Two different real-life studies determined various variables that may be associated with the development of IRRs [30, 31]. In the study by Prakash et al. none of the clinical features or laboratory parameters have found to be significantly correlated with the incidence of IRRs with the use of biosimilar rituximab [30]. It was stated that a small number of patients included in the study might be the reason for the lack of significance. In another study with the oRTX in the heterogeneous pediatric population, higher lymphocyte counts were associated with a higher risk for IRRs [31]. In our study, we analyzed particular clinical or laboratory parameters as predictive markers for the development of IRRs in all patients receiving rituximab; the risk was higher in patients with longer disease durations and females in univariate analysis. However, no significance was detected (p = 0.052) in multivariate analysis. Therefore, those findings are needed to be assessed in larger populations and more comprehensive studies in the future.

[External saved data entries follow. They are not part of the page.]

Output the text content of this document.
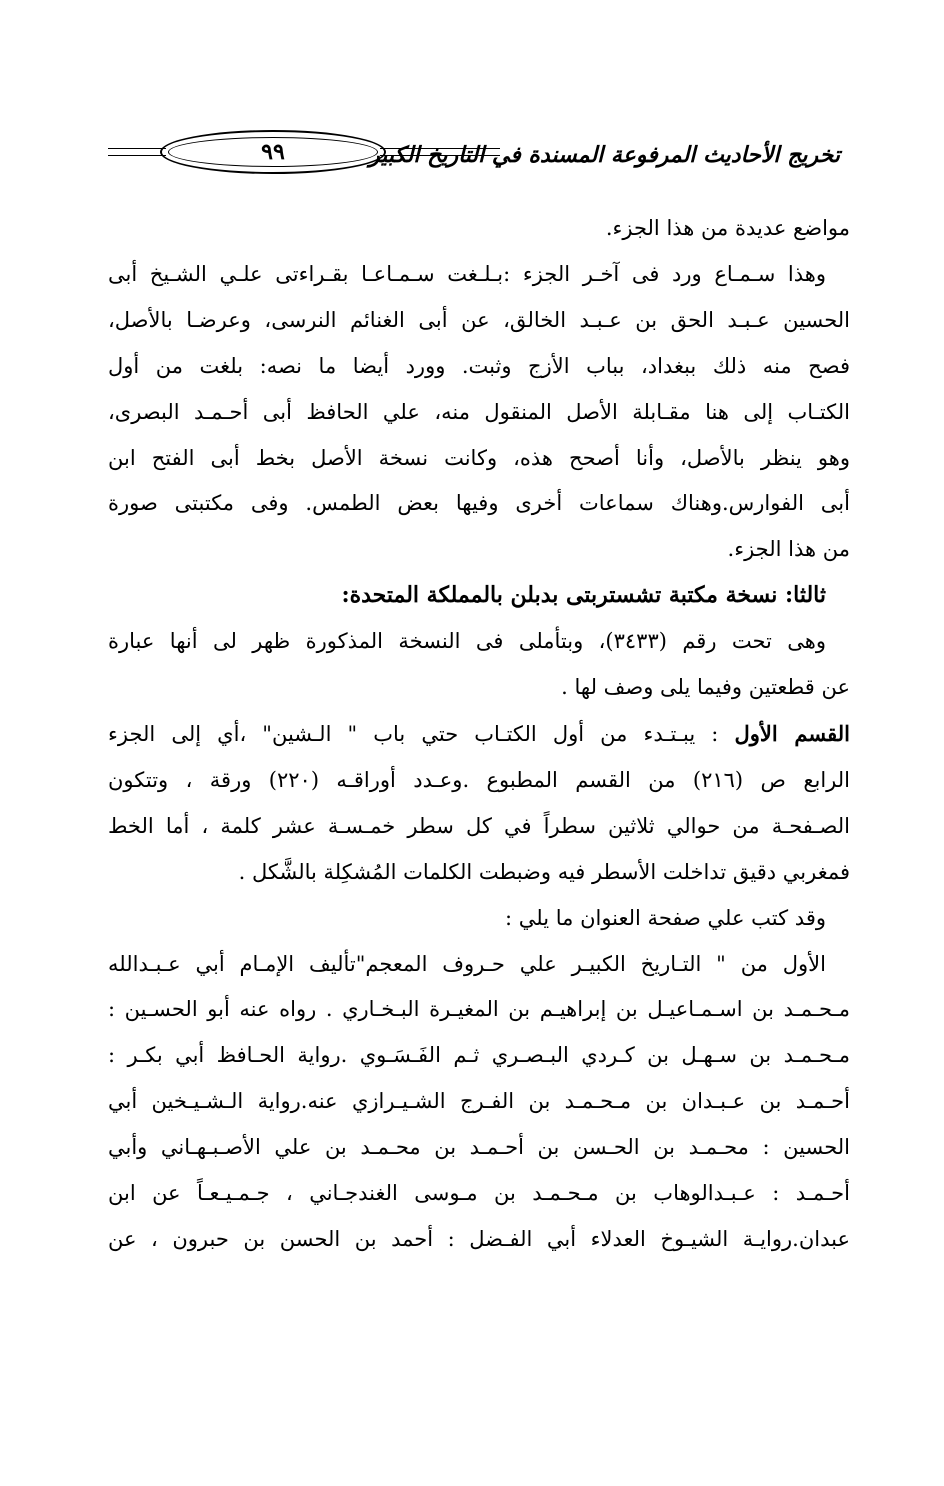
٩٩	تخريج الأحاديث المرفوعة المسندة في التاريخ الكبير
مواضع عديدة من هذا الجزء.
وهذا سـمـاع ورد فى آخـر الجزء :بـلـغت سـمـاعـا بقـراءتى علـي الشـيخ أبى
الحسين عـبـد الحق بن عـبـد الخالق، عن أبى الغنائم النرسى، وعرضـا بالأصل،
فصح منه ذلك ببغداد، بباب الأزج وثبت. وورد أيضا ما نصه: بلغت من أول
الكتـاب إلى هنا مقـابلة الأصل المنقول منه، علي الحافظ أبى أحـمـد البصرى،
وهو ينظر بالأصل، وأنا أصحح هذه، وكانت نسخة الأصل بخط أبى الفتح ابن
أبى الفوارس.وهناك سماعات أخرى وفيها بعض الطمس. وفى مكتبتى صورة
من هذا الجزء.
ثالثا: نسخة مكتبة تشستربتى بدبلن بالمملكة المتحدة:
وهى تحت رقم (٣٤٣٣)، وبتأملى فى النسخة المذكورة ظهر لى أنها عبارة
عن قطعتين وفيما يلى وصف لها .
القسم الأول : يبـتـدء من أول الكتـاب حتي باب " الـشين" ،أي إلى الجزء
الرابع ص (٢١٦) من القسم المطبوع .وعـدد أوراقـه (٢٢٠) ورقة ، وتتكون
الصـفحـة من حوالي ثلاثين سطراً في كل سطر خمـسـة عشر كلمة ، أما الخط
فمغربي دقيق تداخلت الأسطر فيه وضبطت الكلمات المُشكِلة بالشَّكل .
وقد كتب علي صفحة العنوان ما يلي :
الأول من " التـاريخ الكبيـر علي حـروف المعجم"تأليف الإمـام أبي عـبـدالله
مـحـمـد بن اسـمـاعيـل بن إبراهيـم بن المغيـرة البـخـاري . رواه عنه أبو الحسـين :
مـحـمـد بن سـهـل بن كـردي البـصـري ثـم الفَـسَـوي .رواية الحـافظ أبي بكـر :
أحـمـد بن عـبـدان بن مـحـمـد بن الفـرج الشـيـرازي عنه.رواية الـشـيـخين أبي
الحسين : محـمـد بن الحـسن بن أحـمـد بن محـمـد بن علي الأصـبـهـاني وأبي
أحـمـد : عـبـدالوهاب بن مـحـمـد بن مـوسى الغندجـاني ، جـمـيـعـاً عن ابن
عبدان.روايـة الشيـوخ العدلاء أبي الفـضل : أحمد بن الحسن بن حبرون ، عن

It is important to note that this study has some limitations. First of all, due to the fact that the study was retrospective, data depended on the accuracy and completeness of medical charts and reports by the physicians. However, regular completion of patients’ anamnesis and detailed rituximab follow-up charts may have somewhat compensated for this deficiency. In addition, subgroup analysis by underlying rheumatological diseases could not be performed due to having a heterogeneous population for diagnosis. Finally, our data’s single-center nature may limit the finding’s generalizability.

Despite the limitations, our study remains the largest to show a comparable safety profile of CT-P10 and the oRTX in rheumatic patients in a post-marketing real-world setting. Our findings have demonstrated that there are no significant differences in adverse events between the originator and the biosimilar rituximab in treating patients with rheumatic disease. Given the value of cost/effectiveness, the use of biosimilars may result in reduced treatment costs, thereby increasing patients’ access to rituximab treatment and providing economic benefits for healthcare systems. Preferences and practices of rheumatologists to use biosimilars depend mainly on the national (or local) regulatory process which is established by the availability of safety data including a large number of patients. Therefore, we believe that an increased number of real-life studies on biosimilars conducted among patients with various diseases could assist healthcare providers, stakeholders, and decision makers in using biosimilar rituximab.